Uzbekistan: Children Continue to Work on Cotton Fields despite Official Ban

Ferghana
09/16/2008

Just recently the Uzbek government vowed to combat the use of child labour on cotton fields. However, latest reports from Uzbekistan appear at odds with government’s intentions.

In September Uzbek government has finally admitted child labour is used on cotton fields and promised to eradicate flagrant practices. However, Ferghana.ru correspondents from Uzbekistan say lots of children could be seen on the fields as harvesting has started.

A farmer in the Gizhduvansky district in Bukhara region, who preferred to stay anonymous, told Ferghana.ru he hired thirty children, including pupils in the first grade. He pays 40 sums, or 0,03 US dollars, for a kilo of gathered cotton. He said that children usually collect up to 80 kilos of cotton a day and earn 2,5-3 US dollars each.

“They go to work absolutely voluntarily,” the farmer notes. “Children skip classes to earn money, and they are happy with what they make because they are coming from very poor families.”

The situation proves much more should be done to end child labour apart from simple declarations to fight it. The problem goes much deeper into critical socio-economic situation and high poverty rate.
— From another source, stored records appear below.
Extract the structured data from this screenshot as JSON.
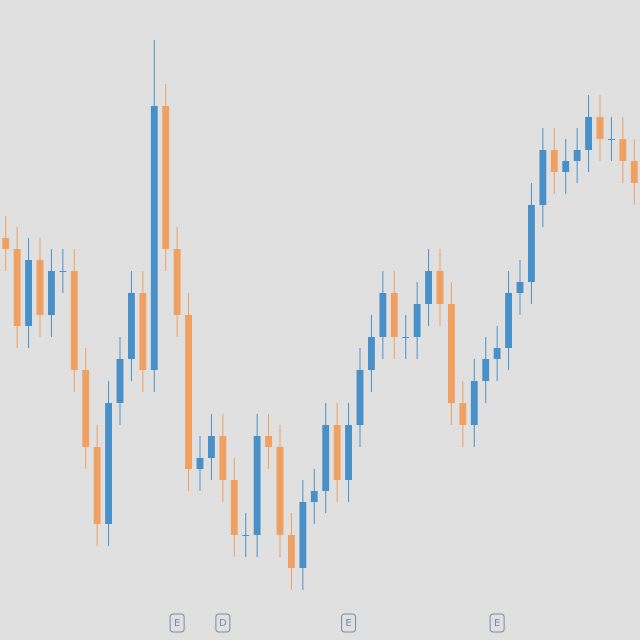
{
  "chart_data": {
    "type": "candlestick",
    "open": [
      37,
      36,
      29,
      35,
      30,
      34,
      34,
      25,
      18,
      11,
      22,
      26,
      32,
      25,
      49,
      36,
      30,
      16,
      17,
      19,
      15,
      10,
      10,
      19,
      18,
      10,
      7,
      13,
      14,
      20,
      15,
      20,
      25,
      28,
      32,
      28,
      28,
      31,
      34,
      31,
      22,
      20,
      24,
      26,
      27,
      32,
      33,
      40,
      45,
      43,
      44,
      45,
      48,
      46,
      46,
      44
    ],
    "high": [
      39,
      38,
      37,
      37,
      36,
      36,
      36,
      27,
      20,
      24,
      28,
      34,
      34,
      55,
      51,
      38,
      32,
      19,
      21,
      21,
      17,
      12,
      21,
      21,
      20,
      12,
      15,
      16,
      22,
      22,
      22,
      27,
      30,
      34,
      34,
      30,
      33,
      36,
      36,
      33,
      24,
      26,
      28,
      29,
      34,
      35,
      42,
      47,
      47,
      46,
      47,
      50,
      50,
      48,
      48,
      46
    ],
    "low": [
      34,
      27,
      27,
      28,
      28,
      32,
      23,
      16,
      9,
      9,
      20,
      24,
      23,
      23,
      34,
      28,
      14,
      14,
      15,
      13,
      8,
      8,
      8,
      16,
      8,
      5,
      5,
      11,
      12,
      13,
      13,
      18,
      23,
      26,
      26,
      26,
      26,
      29,
      29,
      20,
      18,
      18,
      22,
      24,
      25,
      30,
      31,
      38,
      41,
      41,
      42,
      43,
      44,
      44,
      42,
      40
    ],
    "close": [
      36,
      29,
      35,
      30,
      34,
      34,
      25,
      18,
      11,
      22,
      26,
      32,
      25,
      49,
      36,
      30,
      16,
      17,
      19,
      15,
      10,
      10,
      19,
      18,
      10,
      7,
      13,
      14,
      20,
      15,
      20,
      25,
      28,
      32,
      28,
      28,
      31,
      34,
      31,
      22,
      20,
      24,
      26,
      27,
      32,
      33,
      40,
      45,
      43,
      44,
      45,
      48,
      46,
      46,
      44,
      42
    ],
    "up_color": "#4a90c8",
    "down_color": "#f0a060",
    "events": [
      {
        "label": "E",
        "index": 15
      },
      {
        "label": "D",
        "index": 19
      },
      {
        "label": "E",
        "index": 30
      },
      {
        "label": "E",
        "index": 43
      }
    ]
  }
}
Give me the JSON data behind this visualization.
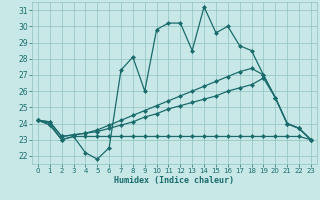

Working children are also discriminated in payment. If adult gets 30 cents for one kilo of cotton, children make no more than 3 cents. Two kilos of raw cotton make a kilo of refined cotton that is sold for almost one US dollar on the international market.

Isenkyor Uzbek-language web portal reports that a group of high school students are gathering cotton in Jizak region. Some 1200 students from industrial collage and the same number of medical students were sent to cotton fields in the Dustilk and Mirzachulik districts of the region.

Students, some of whom have not reached 15 years of age, are placed in barracks without facilities.

“There is no drinking water, we take water from aryks [small canals traditionally used in Central Asia for irrigation]. Even dogs do not want to eat what we are fed with,” said one of the students who did not want to introduce himself.

“The daily plan is to gather 80 kilograms of cotton, but I pick up only 35 or 40 kilos at most,” said another student.

Specialists cited by Insekor claim that without child labour harvesting cotton in Jizak region is impossible.

“If cotton is not gathered on time we can lose the whole harvest,” said a specialist on agriculture at the Jizak local administration.

Officials in the Namangan region say none of the students were recruited as cotton collectors, however, Ferghana.ru correspondents in the region deny these statements are truthful. Most of the collage students and university freshmen are now working on the fields, they claim.